Global AI Regulation: The EU AI Act, China's AI Rules, and the Emerging Patchwork of Governance
AI regulation is rapidly taking shape across the globe. The EU AI Act enters enforcement, China implements comprehensive AI governance, and the US debates federal legislation. We analyze the key regulatory frameworks, their differences, and the implications for global AI development.
TL;DR
The global AI regulatory landscape has crystallized around three distinct approaches: the EU's comprehensive, risk-based framework (AI Act); China's sector-specific, government-directed approach; and the US's largely industry self-regulatory model, though momentum is building for federal legislation. These divergent frameworks create compliance challenges for global AI companies while reflecting fundamentally different values about the role of technology in society.
What Happened
The EU AI Act, passed in March 2024, has entered its phased enforcement period. As of February 2026, the prohibition on "unacceptable risk" AI systems is in effect — banning social scoring, real-time biometric surveillance in public spaces (with limited exceptions), and AI that manipulates human behavior. The "high-risk" provisions, covering AI in healthcare, employment, education, and law enforcement, take full effect in August 2026.
China has taken a different path, implementing a series of targeted regulations rather than a single comprehensive law. The Interim Measures for the Management of Generative AI (effective August 2023) require AI services to align with "core socialist values" and undergo security assessments before public release. The Deep Synthesis Provisions mandate disclosure of AI-generated content. And the Algorithm Recommendation Regulations require transparency in algorithmic decision-making. China's approach gives the government significant oversight over AI development while still encouraging rapid innovation.
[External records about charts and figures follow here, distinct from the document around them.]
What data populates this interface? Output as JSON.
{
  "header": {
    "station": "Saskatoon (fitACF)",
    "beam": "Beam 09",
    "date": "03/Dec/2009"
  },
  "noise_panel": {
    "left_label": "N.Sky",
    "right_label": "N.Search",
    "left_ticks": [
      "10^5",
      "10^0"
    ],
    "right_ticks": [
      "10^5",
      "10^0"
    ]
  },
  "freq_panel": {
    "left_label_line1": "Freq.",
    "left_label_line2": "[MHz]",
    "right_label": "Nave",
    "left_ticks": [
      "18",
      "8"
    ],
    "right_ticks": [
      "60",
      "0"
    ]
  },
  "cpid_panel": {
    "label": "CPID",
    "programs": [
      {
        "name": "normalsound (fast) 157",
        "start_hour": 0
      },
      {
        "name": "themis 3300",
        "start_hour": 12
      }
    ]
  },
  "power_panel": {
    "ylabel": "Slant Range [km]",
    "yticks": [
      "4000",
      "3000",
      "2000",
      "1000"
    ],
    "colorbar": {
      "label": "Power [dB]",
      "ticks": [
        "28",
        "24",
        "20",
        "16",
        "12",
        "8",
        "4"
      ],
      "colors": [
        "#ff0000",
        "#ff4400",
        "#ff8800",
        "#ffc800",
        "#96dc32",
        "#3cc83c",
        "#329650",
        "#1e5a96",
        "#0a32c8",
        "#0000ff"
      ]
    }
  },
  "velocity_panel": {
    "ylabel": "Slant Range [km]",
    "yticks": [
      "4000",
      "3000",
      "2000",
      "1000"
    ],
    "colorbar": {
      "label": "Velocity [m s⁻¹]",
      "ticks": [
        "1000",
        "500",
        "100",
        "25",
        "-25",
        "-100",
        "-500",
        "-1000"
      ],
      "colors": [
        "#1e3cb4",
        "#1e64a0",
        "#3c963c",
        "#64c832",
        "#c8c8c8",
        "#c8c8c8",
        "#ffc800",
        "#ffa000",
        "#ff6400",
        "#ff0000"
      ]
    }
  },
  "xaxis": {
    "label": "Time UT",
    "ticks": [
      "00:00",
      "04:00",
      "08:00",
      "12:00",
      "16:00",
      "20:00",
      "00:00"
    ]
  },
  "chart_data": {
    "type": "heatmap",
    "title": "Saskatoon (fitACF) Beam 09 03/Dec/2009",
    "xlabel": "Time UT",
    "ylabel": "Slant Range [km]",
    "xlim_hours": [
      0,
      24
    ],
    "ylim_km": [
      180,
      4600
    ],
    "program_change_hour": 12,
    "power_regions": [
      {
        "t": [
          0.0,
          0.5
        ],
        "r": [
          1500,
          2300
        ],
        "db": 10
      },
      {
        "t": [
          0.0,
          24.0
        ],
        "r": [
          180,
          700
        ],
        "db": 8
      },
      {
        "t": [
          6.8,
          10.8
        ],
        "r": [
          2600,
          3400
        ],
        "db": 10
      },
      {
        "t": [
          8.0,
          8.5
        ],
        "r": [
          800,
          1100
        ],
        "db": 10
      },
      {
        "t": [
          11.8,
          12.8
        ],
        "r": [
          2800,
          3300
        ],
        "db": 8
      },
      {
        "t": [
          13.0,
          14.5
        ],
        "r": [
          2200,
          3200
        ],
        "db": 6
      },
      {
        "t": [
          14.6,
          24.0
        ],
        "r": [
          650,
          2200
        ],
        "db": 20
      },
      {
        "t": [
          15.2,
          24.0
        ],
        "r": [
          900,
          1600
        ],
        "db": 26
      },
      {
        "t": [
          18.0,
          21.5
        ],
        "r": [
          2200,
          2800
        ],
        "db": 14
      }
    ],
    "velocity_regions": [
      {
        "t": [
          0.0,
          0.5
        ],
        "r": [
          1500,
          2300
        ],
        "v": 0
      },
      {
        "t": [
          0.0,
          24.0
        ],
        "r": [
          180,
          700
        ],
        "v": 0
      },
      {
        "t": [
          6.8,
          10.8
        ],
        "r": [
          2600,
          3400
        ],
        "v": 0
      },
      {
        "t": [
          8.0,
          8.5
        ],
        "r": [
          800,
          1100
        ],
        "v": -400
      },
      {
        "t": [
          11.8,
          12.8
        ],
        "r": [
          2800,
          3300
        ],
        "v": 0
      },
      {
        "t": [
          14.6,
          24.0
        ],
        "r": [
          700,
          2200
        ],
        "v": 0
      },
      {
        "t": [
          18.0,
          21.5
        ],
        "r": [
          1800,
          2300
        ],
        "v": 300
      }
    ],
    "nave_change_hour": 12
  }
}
The United States remains the outlier among major AI-developing nations with no comprehensive federal AI legislation. However, the landscape is shifting. The Biden-era Executive Order on AI established safety testing requirements for frontier models. Multiple bipartisan bills are under consideration, including proposals for mandatory AI impact assessments, algorithmic accountability, and deepfake disclosure. Several states — California, Colorado, and Illinois — have passed their own AI laws, creating a patchwork of compliance requirements.
Why It Matters
For AI companies operating globally, the fragmented regulatory landscape creates significant compliance complexity. A model that is legal to deploy in the US might require modifications for the EU market and could be entirely prohibited in China. This is leading to "regulatory arbitrage," where companies choose development and deployment locations based on regulatory favorability, and "compliance overhead," where substantial engineering resources are devoted to meeting different jurisdictional requirements.
More fundamentally, these regulatory choices will shape the trajectory of AI development. The EU's emphasis on transparency and fundamental rights may slow certain applications but build public trust. China's government-directed approach enables rapid deployment in state-approved use cases but constrains independent research. The US's lighter touch fosters innovation but raises concerns about accountability and public safety.
Technical Details
Key regulatory requirements and their technical implications:
- EU AI Act — High-Risk Requirements — Mandatory risk assessments, data governance documentation, human oversight mechanisms, accuracy/robustness/cybersecurity testing, and registration in the EU database. Technical implication: requires extensive model documentation, bias testing pipelines, and audit-ready logging systems.
- EU AI Act — Foundation Model Requirements — Providers of general-purpose AI models (GPAI) must provide technical documentation, comply with copyright law, and publish training data summaries. Models posing "systemic risk" face additional obligations including adversarial testing and incident reporting.
- China — Security Assessment — Generative AI services must pass security assessments evaluating content safety, data compliance, and algorithmic fairness before public deployment. Technical implication: requires comprehensive content filtering systems aligned with Chinese regulatory standards.
- US — Executive Order Requirements — Companies training models using more than 10^26 FLOPS must report training details and safety test results to the Department of Commerce. Technical implication: requires compute measurement and documentation systems for frontier training runs.
What's Next
The trend is clearly toward more regulation globally. The G7 Hiroshima AI Process is working toward international AI governance norms. The UN has established an AI Advisory Body developing global governance recommendations. India, Brazil, and Japan are all drafting AI legislation. The key question is whether these efforts will converge toward interoperable standards or diverge further into incompatible regulatory islands. The AI industry is increasingly advocating for harmonized international standards to reduce compliance fragmentation.